Perhaps the bigger point, though, is that the comments raise more major questions about the original stated justifications for the war — and whether the war was launched (and continued) under false pretenses.

Trump’s justifications were already a mess from the war’s earliest days, and not just because of the “obliterated” talk. The administration has also issued a constantly shifting set of four goals. And Trump’s initial threats to go to war back in January were focused not on the supposed nuclear threat but instead on regime change — a goal that he’s also nonsensically claimed he has already achieved by killing certain leaders, despite that not matching what actually constitutes regime change.

But Trump’s latest claims that Iran has suddenly been denuclearized forevermore is really difficult to square.
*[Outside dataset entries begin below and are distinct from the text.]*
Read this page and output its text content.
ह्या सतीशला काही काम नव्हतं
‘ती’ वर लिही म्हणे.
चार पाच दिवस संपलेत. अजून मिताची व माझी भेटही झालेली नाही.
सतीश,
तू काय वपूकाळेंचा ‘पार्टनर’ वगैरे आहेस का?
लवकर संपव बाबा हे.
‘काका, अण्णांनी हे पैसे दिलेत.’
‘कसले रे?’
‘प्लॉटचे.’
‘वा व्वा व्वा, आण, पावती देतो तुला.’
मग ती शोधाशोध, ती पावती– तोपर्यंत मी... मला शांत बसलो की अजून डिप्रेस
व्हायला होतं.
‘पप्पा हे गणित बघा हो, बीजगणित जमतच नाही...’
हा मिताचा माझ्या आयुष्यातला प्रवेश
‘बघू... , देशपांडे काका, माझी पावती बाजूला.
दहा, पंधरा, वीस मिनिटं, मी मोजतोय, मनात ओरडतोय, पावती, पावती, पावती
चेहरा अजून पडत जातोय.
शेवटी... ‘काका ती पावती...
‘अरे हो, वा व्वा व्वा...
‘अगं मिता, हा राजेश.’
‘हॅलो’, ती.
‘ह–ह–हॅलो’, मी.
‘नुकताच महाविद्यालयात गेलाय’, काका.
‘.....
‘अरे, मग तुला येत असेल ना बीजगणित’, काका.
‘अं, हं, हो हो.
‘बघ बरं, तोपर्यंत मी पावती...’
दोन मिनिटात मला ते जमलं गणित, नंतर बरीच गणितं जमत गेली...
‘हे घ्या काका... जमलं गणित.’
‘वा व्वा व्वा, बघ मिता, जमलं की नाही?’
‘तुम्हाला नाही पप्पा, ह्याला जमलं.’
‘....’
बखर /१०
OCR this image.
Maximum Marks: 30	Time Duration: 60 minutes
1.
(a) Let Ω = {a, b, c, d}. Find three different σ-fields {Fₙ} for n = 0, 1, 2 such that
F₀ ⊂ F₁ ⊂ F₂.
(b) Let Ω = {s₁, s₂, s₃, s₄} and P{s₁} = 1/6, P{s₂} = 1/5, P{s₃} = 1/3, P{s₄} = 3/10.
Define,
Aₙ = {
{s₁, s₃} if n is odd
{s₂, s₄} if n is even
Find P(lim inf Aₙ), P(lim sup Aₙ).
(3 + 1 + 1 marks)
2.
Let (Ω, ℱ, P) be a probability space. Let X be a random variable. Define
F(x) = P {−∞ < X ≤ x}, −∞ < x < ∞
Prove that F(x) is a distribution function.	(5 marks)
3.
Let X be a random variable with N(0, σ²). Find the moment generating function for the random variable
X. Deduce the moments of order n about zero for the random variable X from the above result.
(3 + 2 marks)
It’s certainly possible that strikes during this war have made the nuclear materials even more difficult to get to.

But by far the biggest strikes on Iran’s nuclear sites came back in June 2025, when Trump first claimed its nuclear program had been “obliterated.” And the major military actions in this war ended three months ago, when the first ceasefire was announced on April 7.

If Iran’s nuclear materials are now so buried that its program is basically done-for and a deal isn’t necessary, why wasn’t that the case three months ago? Why did the administration spend all this time pursuing a nuclear deal and say it still needed to get the materials? Why not just keep hitting the nuclear sites to further bury the materials, if that’s good enough?

It makes no sense.

It all points to a far less justifiable possibility for why Trump is making these arguments now: that he has lost patience with this war and recognizes a good deal is probably not going to happen. (Iran certainly doesn’t seem interested in cutting one, judging by its many apparent violations of the ceasefire.) So it’s best to start spinning why he’s getting out with so many of his goals unfulfilled.

But also consider where that would leave the war effort. It wouldn’t just be that Trump wouldn’t accomplish his goals; it would mean that the war came with some major costs for virtually no gain.

Besides the 13 lives of US service members lost in the conflict, at the top of that list would be the economic shock of the past few months and Iran’s now-demonstrated ability to control the Strait of Hormuz. The latter especially looms extremely large over the future of the Middle East and the world right now.

And judging by Trump’s most recent comments, it’s looking more and more like that might be the most significant result of this war.